Today the spotlight is on glass painter and illustrator Louise Poulsom:
Being a crafts maker
Please give us a few words of introduction about yourself
I am a hard working mum of five children/ glass painter/ illustrator. I work daytime with the children and nights with my paintbrushes.
When did you decide to pursue making crafts as a career?
I decided to start glass painting professionally as a form of relaxation after a couple of very intensive illustration projects which consumed months of my spare time. I had been painting glasses for friends and a few had suggested selling the glassware. Now, during breaks in my illustration commissions I race to paint the glasses as each glass order may be completed in a short space of time and the instructions for each are so wonderfully diverse. When I work on my illustration projects I have very steady business relationships with my clients and I really enjoy working on the commissions but the glassware is a breath of air because it’s like going out to a party after work while you’re still in a suit but are really letting your hair down. Creating items for pleasure is seriously fun and to get paid for it is a real bonus!
What training did you have?
I have a degree in Graphic Design, specialising in Illustration.
What has been the high point of your career so far?
A year on from building my website I have seen a steady increase in traffic to the site and contact from buyers. The high point has to be the fact that I know now exactly what sells and I know that I can flippantly list pieces that may not sell immediately but enjoy them sitting there on my shelves for my own enjoyment until they are bought while I can also list my most popular wine glass designs which always move incredibly quickly.
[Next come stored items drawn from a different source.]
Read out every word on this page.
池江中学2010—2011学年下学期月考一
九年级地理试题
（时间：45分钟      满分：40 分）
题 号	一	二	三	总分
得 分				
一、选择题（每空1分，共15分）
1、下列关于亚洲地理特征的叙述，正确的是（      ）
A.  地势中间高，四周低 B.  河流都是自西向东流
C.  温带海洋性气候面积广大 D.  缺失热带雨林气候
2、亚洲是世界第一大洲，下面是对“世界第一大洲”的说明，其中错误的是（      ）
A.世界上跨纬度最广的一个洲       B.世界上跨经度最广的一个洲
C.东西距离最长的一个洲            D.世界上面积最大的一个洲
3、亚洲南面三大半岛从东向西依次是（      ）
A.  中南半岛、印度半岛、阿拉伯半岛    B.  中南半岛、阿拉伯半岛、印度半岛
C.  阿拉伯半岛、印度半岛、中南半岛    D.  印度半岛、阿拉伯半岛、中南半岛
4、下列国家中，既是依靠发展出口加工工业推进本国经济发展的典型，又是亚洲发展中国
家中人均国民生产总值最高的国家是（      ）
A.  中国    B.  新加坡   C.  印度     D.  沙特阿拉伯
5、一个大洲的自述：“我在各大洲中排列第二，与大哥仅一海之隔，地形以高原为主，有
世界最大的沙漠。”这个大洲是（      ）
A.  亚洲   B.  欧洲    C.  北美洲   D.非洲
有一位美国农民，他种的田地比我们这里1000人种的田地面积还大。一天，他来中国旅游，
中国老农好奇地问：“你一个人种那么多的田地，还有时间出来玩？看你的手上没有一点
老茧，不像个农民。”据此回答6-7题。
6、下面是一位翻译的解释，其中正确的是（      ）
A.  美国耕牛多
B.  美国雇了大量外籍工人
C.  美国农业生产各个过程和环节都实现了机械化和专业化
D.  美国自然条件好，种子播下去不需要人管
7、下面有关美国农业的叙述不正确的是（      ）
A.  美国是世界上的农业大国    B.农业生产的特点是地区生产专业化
I only wish that I could afford the time to paint a set of wine glasses for myself to actually use rather than to simply look at!
Who is your favourite artist?
Ronald Searle, Kathe Kolwitz, Oscar Kokoschka, Quentin Blake,
What are you aiming for?
To keep improving and to continue to create work for people to enjoy.
How will you get there?
With the help of many online artist communities that I visit and the encouragement of my children, clients, customers and friends.
Is anything holding you back?
A lack of time! I only wish that I could devote all of my time to my artwork but I’m sure that will be the case one day. Right now my family is my priority and I simply have to sacrifice rather a lot of sleep.
You and making crafts
What feelings or reactions do you hope to arouse in people who view your work? Are you ever surprised by reactions that you get?
I want people who see my work to enjoy the colours and fun that I try to convey.
From start to finish, how long does it take for you to create your work?
My glasses take from 2 to 10 hours a piece.
What music do you like to listen to when you work?
I rarely listen to music. I have Iplayer or catch up TV on the computer as I work or LBC on the radio.
What are you working on next? Any future plans or projects in the pipeline that we should look out for?
I’m increasingly working with high-end premium glassware as well as my usual glasses. I do have a big time constraint at the moment and commissions are on hold but I will continue to list my own creations, all of which may be personalised.
Being inspired by making crafts
Who (living or dead) inspires you? and why?
I’m eternally inspired by my Mum who had six children and managed to keep us all inspired and optimistic and also my Dad who is so excitable and interested in the world.
What feelings, subjects or concepts inspire you as a crafts maker?
The creative drive to achieve something. There is a huge satisfaction in creating something that hadn’t existed before.
What is your favourite work that you’ve produced so far and why?
The last piece! Every piece of work that I create is always my favourite until I work on the next. All of my satisfaction is in the creation and I make sure that I’m equally as happy with each piece that I create.
a crafts maker’s advice
For those thinking about turning a passion for making crafts into a career, could you give any advice?
Set a website up for your work then generate interest in the website by selling a few pieces on sites like Ebay or Folksy and send business cards with your website on pointing them to your website. Repeat orders tend to come directly to the website.
Any tips on how to get your work seen and get the commissions coming in?
I have created a couple of videos of montages of my work which are on You Tube and I maintain a shop on Folksy so that my work can be found elsewhere and brings in new customers. I attach a care card to my products with my website address on and a business card for the buyers. I also use Vista Print who often have special offers on postcards and business cards to throw extra things into the parcel. These tend to get circulated around buyer’s friends and workmates and certainly generate more business.